The Rain Makes The Night Look Blacker - Poem by Patrick White
The rain makes the night look blacker.
Wet anthracite. Panthers and lacquer.
Slash of the storelights in efflorescent
water gardens that fountain and gutter
with every passing car. A poor man’s
Alhambra. A mistake to drive the Muslims
and Moriscos out of Spain like poets
you’d been plagiarizing to give Platonic court
to unattainable, wealthy patrons you adored
because they could afford it. Not much
of a troubadour if your heart hasn’t got
a voice of its own. Or your lute’s a guitar
with a broken neck. Or is it an origami swan?
Lamp-posts reflected in the double pane
thermal windows like deep sky objects
in the narrowing field of view as if
someone threw a spear in the eye
of the Hubble telescope in the time-honoured
tradition of what to do if you meet
a Cyclops in orbit and you’ve just jettisoned
the third stage of the rocket you’re tied to.
Got to be a church around here somewhere
like a Neptunian shepherd moon fish farming.
God’s a wild salmon full of eggs. Fingerlings
of the traffic lights streaking their colours
clean as dawn. You can muzzle science
like a dancing bear in a political circus,
but you can’t stop the dharma of the disease
when people aren’t free to move around
mentally at ease with their unlikely similitudes.
There’s a lady singing up the street
at a bar a friend of mine owned before
he killed himself and left the rest of us
to wonder how sad it can get, and she
really belts like factory on the graveyard shift.

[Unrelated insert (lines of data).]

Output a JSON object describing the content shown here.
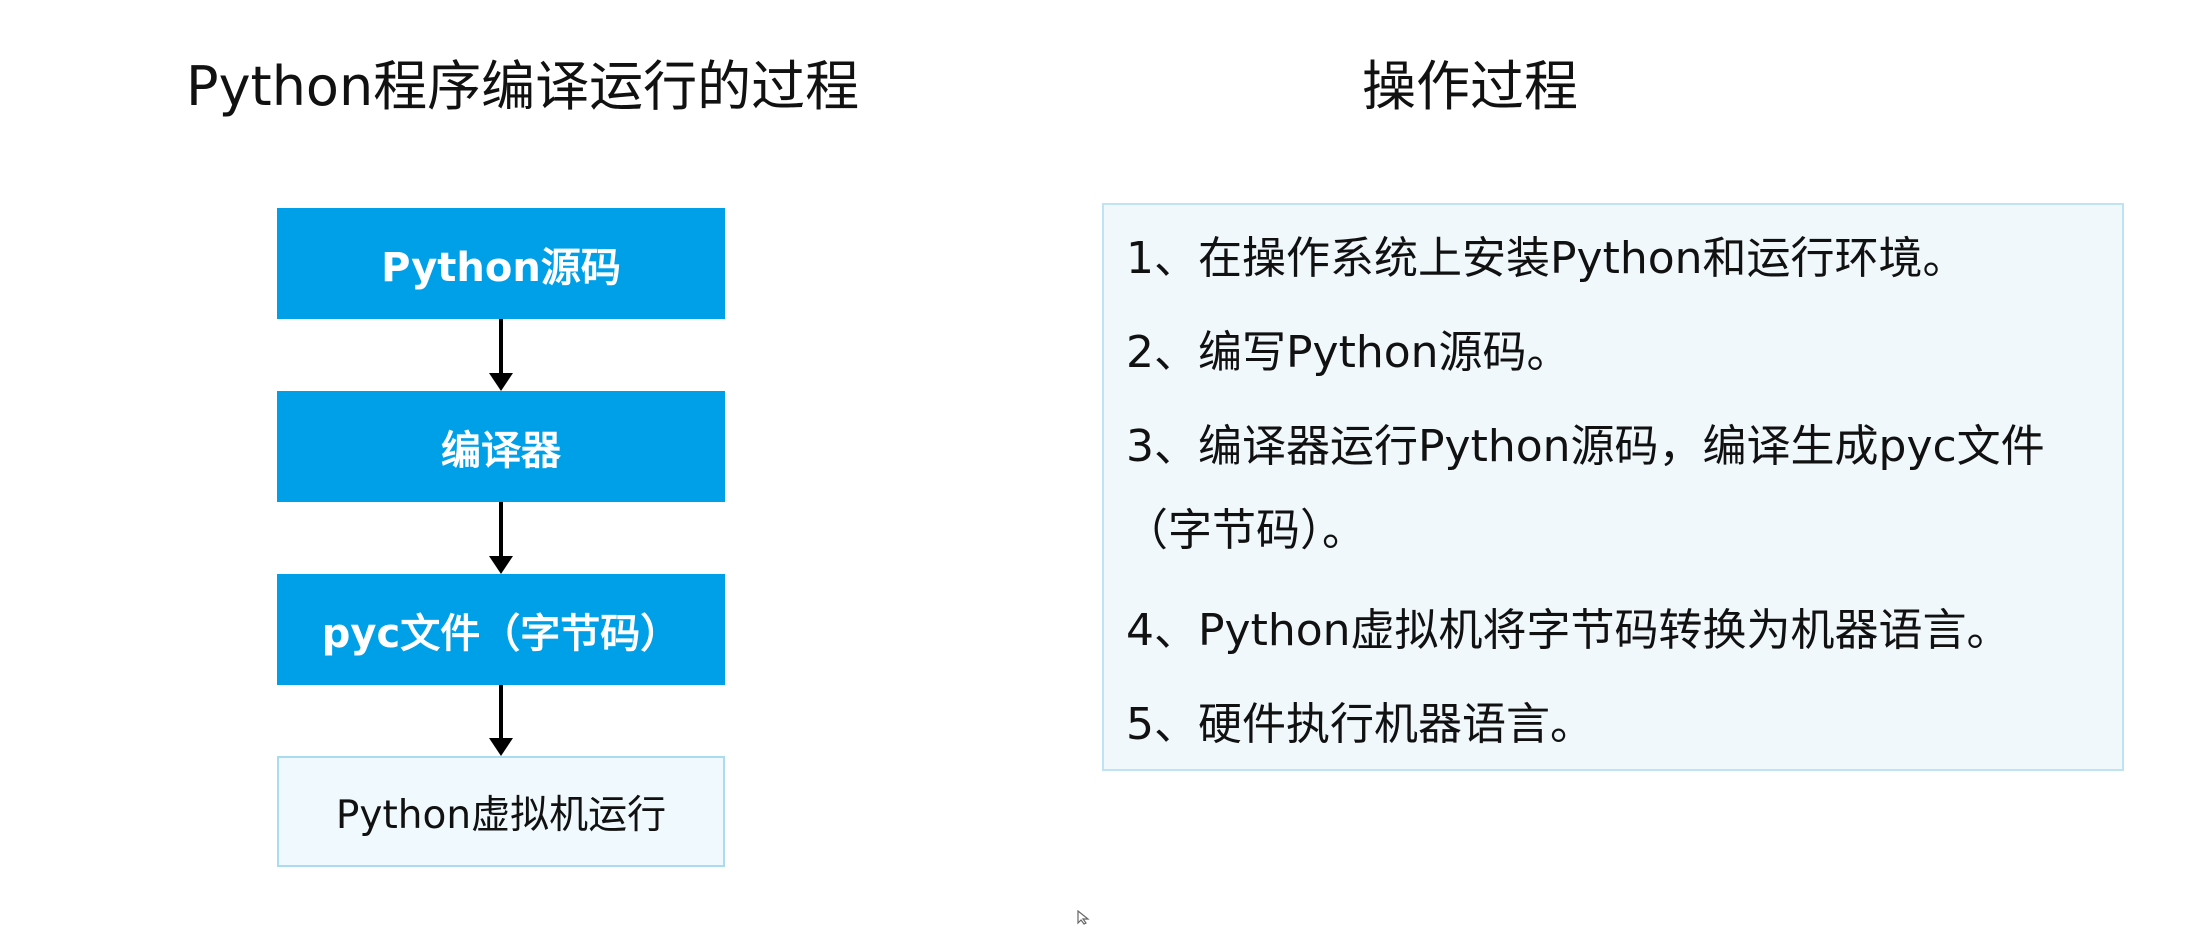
{
  "left_title": "Python程序编译运行的过程",
  "right_title": "操作过程",
  "flow": {
    "boxes": [
      "Python源码",
      "编译器",
      "pyc文件（字节码）",
      "Python虚拟机运行"
    ]
  },
  "steps": {
    "items": [
      "1、在操作系统上安装Python和运行环境。",
      "2、编写Python源码。",
      "3、编译器运行Python源码，编译生成pyc文件",
      "（字节码）。",
      "4、Python虚拟机将字节码转换为机器语言。",
      "5、硬件执行机器语言。"
    ]
  },
  "colors": {
    "box_fill": "#00a0e9",
    "box_outline": "#a9dcef",
    "panel_fill": "#f0f8fc",
    "panel_border": "#bfe3f2"
  },
  "icons": {
    "cursor": "mouse-pointer-icon"
  }
}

Her voice seems to carry further in the wet
than the wind on Fridays trying to teach
dry leaves on a brittle day to sing the blues.

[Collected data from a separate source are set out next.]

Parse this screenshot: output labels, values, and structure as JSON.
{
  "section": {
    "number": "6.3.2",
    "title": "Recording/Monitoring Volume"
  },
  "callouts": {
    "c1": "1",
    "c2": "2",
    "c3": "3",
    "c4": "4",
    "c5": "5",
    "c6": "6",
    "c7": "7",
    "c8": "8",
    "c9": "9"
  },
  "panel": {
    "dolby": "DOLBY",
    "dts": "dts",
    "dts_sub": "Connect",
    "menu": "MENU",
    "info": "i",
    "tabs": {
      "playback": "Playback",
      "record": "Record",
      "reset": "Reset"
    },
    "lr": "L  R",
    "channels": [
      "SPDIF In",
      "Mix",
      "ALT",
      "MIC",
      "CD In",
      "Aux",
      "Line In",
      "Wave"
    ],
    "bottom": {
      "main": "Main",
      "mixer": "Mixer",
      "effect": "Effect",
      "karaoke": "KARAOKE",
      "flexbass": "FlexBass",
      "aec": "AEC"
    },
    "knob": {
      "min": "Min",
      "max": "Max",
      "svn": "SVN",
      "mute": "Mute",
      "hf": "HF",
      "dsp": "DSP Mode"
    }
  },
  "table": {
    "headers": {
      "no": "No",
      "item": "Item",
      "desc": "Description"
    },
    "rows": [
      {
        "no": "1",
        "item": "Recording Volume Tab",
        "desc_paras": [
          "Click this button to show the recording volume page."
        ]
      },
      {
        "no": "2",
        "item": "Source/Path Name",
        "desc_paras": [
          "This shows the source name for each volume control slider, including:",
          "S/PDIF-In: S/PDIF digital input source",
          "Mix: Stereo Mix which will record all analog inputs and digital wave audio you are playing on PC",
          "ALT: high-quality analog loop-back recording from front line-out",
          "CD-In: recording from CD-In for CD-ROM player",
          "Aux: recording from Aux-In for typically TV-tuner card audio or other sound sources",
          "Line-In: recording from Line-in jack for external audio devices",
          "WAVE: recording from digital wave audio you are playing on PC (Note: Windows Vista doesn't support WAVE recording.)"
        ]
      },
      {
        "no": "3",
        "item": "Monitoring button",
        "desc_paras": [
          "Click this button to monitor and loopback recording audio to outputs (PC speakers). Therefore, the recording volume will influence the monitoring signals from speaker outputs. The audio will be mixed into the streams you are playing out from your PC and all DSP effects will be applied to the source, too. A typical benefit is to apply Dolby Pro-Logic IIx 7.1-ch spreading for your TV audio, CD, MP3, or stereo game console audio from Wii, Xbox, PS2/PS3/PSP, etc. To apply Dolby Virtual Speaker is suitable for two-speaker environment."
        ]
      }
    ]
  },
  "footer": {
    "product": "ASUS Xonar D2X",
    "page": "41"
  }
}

Not missing anyone tonight. Not even
who I was yesterday anymore than I will
this idle delusion trying to track fish
upstream while everything’s flowing
the other way, and the small rain down can rain.
Not callous, indifferent, or aloof. Alone.
Though solitude’s not much to write home about.
It’s still perilous for me. I’d say the point it makes
is elusive if it ever flashed me a sign
I wasn’t living in a medieval guildhall
for stone masons who died a hundred
and fifty years ago devoting their skills
and their lives to permanence for the rich.
And a canal to keep Kingston supplied.
And a lodge to go occult in before you died.
Something else the west stole from the Arabs
like a secret Mechanic’s Illustrated to symbols.
I believe in live and let live. It’s all water
anyway, whatever way you flavour it
to make it more palatable to the life that wastes it.
The rain is a spider with the briefest of webs.
Water music sweet enough to bring tears to your eyes
in a glass palace of home-made harpsichords
and self-styled mirrors at the end of October.
A good rain that washes out the road.
Not drizzle to keep the dust down.
A flood myth not the eye of blood
that spiritualizes the post mortem of the rose.